Jenneth Orantia01 October 2008, 5:18 PM
Want to sync your phone's contacts with the cloud? Sure, Microsoft says, just let us stick a Windows PC in the middle.
If you’re one of those unhappy Windows Mobile users that have torn your hair out repeatedly over sync issues with ActiveSync on XP and/or Windows Mobile Device Center in Vista, you’ll be pleased to learn there's now another option in the form of the newly-released Microsoft Phone Data Manager Beta.
The good news is that it goes beyond Windows Mobile phones to include devices from Nokia, Sony Ericsson, Motorola and Samsung. The bad news is that the only thing it actually synchronises are the phone's contacts, and these are synched with Windows Live rather than Outlook or any other online service.

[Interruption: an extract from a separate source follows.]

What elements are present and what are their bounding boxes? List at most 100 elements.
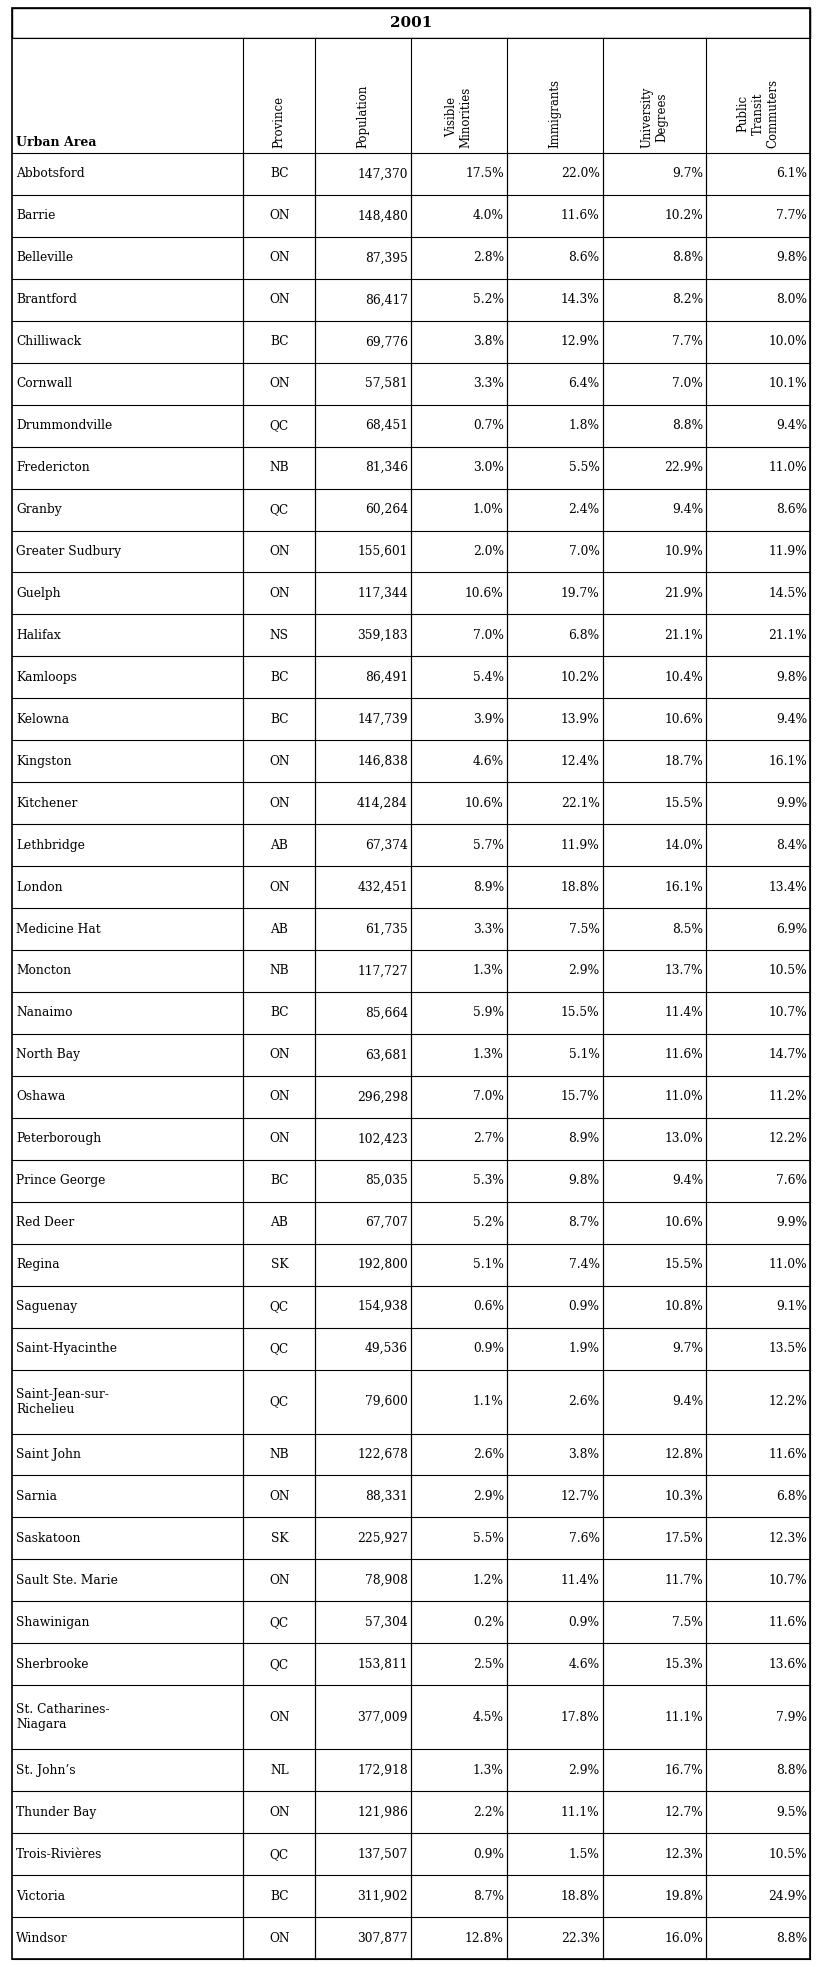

Phone Data Manager also offers a backup feature for music, pictures and video, but it’s pretty underwhelming. All it does is transfer all the digital content from your phone to your PC, never mind that most of it probably originated from your PC in the first place. Unlike ActiveSync and Windows Mobile Device Center, there’s no actual synchronisation involved, and to us it seems like an afterthought as a way to sex up the application's appeal rather than a full-fledged feature in its own right.
For keeping a backup of your contacts in the 'cloud' - especially for phones that don't otherwise offer any other means of backup – Phone Data Manager is a decent app, but it hardly warrants the 'Worry-Free Mobile Life' tagline that's used on the product page. For starters, the PC is still the middleman, so you need to remember to sync your phone on a regular basis - unlike services like MobileMe and Ovi (from Apple and Nokia respectively) that sync contacts (not to mention appointments and other data) directly from the phone.
Microsoft has had all the pieces necessary to build a solid competitor to Apple’s MobileMe and Nokia’s Ovi for awhile now, namely Exchange ActiveSync, FolderShare, Windows Live and LiveMesh, but for now it seems that Microsoft’s content to keep pushing the antiquated mobile-PC sync model.